I’ve got a set of cocktail napkins
that features a drawing of a woman above a word balloon declaring: “If I’d have known he was going to be a writer, I would have been a better parent.” This could be the motto of the Minot clan, which has spawned not one but three writers inspired by the family’s emotional depths. In 1986, Susan Minot introduced the basic drama — alcoholic father, mother killed in a car crash — in the spare, elliptical collection, Monkeys; 13 years later, her sister Eliza took on similar material in her novel The Tiny One. Now, brother George weighs in with The Blue Bowl, a novel that differs from its predecessors in certain respects, but can’t stay away from the basic issues at their collective heart.
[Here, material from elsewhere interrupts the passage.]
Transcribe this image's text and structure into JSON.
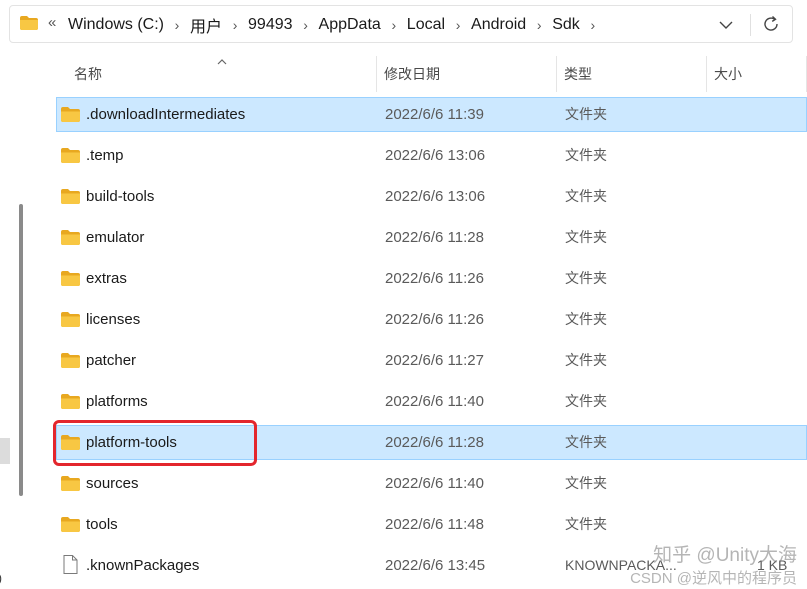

The story of Simon Curtis, a 30-something painter, The Blue Bowl evokes a spectacularly stunted adulthood, one constrained entirely by the traumas of the past. Simon, after all, is an adult in name only; a drifter, he keeps returning to family homes in Maine or Massachusetts, despite his father’s admonitions to stay away. Simon and his father want nothing to do with each other; each holds the other accountable for a host of real and imagined sins. But when the father is murdered, and Simon is discovered in an upstairs bedroom, the family situation grows increasingly surreal.
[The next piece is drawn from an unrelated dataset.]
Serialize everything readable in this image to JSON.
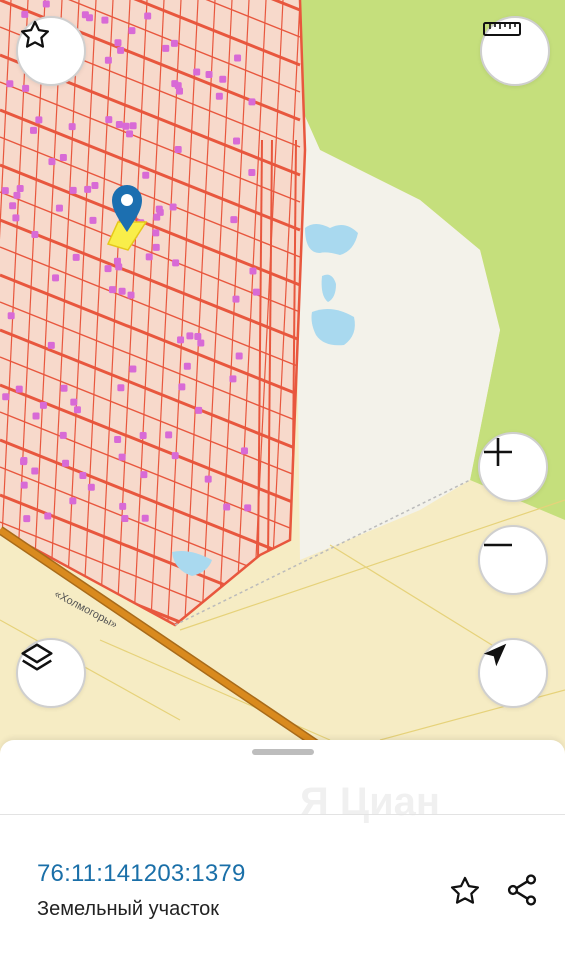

It’s a promising setup, if only because The Blue Bowl covers ground many readers will have seen before. Minot, however, doesn’t live up to his subject — or maybe the burden of history is too strong. The book feels diffuse, a domestic saga that becomes a courtroom drama, then turns into a portrait of psychological disarray. Yet even more distracting is our confusion over who, exactly, narrates the story; “My brother, like a bird, in his annual spring migration up to Maine, stopped off, as usual, at the other end of my buzzer in New York,” the book begins, only to yield almost immediately to a more traditional third-person approach. It’s too bad, for The Blue Bowl includes some vivid writing, especially in the first hundred pages. In the end, though, it could use a more consistent point of view.